[OSM-legal-talk] license change effect on un-tagged nodes

Simon Poole simon at poole.ch
Thu Jul 7 00:34:51 BST 2011



Am 06.07.2011 20:31, schrieb John Smith:
> On 6 July 2011 18:20, ce-test, qualified testing bv - Gert Gremmen
> <g.gremmen at cetest.nl>  wrote:
>> [<GG>] I was not talking about copyright. Copyright laws are of no use
>> in the digital era,
> You were talking about databases, however databases can still store
> copyrightable content, in this case it's copyright that we're talking
> about, if copyright weren't an issue the database could just be
> relicensed, but there is copyright involved so it can't.

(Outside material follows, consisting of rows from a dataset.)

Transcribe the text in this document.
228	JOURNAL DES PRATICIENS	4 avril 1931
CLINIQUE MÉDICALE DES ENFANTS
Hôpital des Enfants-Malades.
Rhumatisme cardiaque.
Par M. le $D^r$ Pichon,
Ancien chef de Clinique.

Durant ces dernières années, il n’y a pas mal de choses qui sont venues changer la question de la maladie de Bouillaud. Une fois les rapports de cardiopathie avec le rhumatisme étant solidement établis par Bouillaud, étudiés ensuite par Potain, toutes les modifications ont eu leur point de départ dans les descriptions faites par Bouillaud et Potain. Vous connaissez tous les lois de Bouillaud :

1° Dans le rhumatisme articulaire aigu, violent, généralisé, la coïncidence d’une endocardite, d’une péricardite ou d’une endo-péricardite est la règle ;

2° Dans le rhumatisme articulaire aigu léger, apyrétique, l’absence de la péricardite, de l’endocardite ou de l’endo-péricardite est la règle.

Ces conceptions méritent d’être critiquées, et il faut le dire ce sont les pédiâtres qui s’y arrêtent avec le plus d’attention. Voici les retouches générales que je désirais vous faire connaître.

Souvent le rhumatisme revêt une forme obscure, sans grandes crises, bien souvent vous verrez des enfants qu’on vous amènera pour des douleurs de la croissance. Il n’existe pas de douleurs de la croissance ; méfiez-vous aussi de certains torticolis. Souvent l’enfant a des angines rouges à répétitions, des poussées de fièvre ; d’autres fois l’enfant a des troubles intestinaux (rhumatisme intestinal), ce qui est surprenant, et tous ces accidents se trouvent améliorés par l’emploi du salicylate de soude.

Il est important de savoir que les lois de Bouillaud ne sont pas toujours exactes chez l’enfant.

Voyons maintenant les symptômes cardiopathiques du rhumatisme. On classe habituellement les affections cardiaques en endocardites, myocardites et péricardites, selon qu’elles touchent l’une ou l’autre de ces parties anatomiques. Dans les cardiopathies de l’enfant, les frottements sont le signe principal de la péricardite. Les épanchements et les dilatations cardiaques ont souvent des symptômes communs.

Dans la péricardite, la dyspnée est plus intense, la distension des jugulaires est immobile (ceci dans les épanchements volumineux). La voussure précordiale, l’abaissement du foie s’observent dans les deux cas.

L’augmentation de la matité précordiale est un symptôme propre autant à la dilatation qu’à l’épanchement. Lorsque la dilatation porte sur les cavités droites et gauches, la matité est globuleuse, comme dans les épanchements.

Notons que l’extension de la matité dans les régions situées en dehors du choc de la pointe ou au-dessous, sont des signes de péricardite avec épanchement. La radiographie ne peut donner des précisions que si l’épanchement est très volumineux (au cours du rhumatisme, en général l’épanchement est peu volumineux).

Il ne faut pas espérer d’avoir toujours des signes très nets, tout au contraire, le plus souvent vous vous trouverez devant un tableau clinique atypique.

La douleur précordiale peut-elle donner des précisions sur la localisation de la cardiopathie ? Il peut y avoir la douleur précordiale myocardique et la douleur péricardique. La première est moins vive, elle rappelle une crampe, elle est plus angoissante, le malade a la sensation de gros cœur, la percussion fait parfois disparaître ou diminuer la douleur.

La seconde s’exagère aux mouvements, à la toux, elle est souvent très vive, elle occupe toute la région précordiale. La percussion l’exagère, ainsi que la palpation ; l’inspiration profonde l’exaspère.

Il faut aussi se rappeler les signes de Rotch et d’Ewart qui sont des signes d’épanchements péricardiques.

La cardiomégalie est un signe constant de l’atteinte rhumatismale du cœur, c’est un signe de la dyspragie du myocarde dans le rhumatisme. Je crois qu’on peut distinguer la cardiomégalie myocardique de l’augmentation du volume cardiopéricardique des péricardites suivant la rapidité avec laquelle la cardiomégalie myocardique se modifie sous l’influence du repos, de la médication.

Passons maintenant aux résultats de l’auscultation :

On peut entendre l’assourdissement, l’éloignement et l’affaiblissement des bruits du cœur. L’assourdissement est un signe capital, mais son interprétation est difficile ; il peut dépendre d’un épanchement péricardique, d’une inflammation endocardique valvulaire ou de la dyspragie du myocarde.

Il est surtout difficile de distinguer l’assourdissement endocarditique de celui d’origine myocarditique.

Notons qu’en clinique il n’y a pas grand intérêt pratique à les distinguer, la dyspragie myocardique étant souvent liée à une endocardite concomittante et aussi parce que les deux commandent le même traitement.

No, no, no,  we are going through this slow  and painful process because 
the OSMF stated
that it would  ask each contributor to re-license their data, simply 
because that's the
right thing to do.

That does not imply that individual contributors actually hold any 
rights in the data they
contributed.  As we know, that is a difficult question and depends on 
jurisdiction and so
on, and my take on it would be: probably not. For all practical purposes 
we are simply
pretending that such rights exist and it just doesn't make sense to 
spend hours arguing
about if moving a node creates a derivative work, because again -we are 
just pretending-.

Because the whole thing is more an ethical question than a legal one, I 
have suggested
before (on talk-de) the following resolution objects (points and ways) 
created by CT accepters
stay in, in all version, objects  created by CT objectors get thrown out 
in all versions. Nice and
symmetric and equally distributes the pain.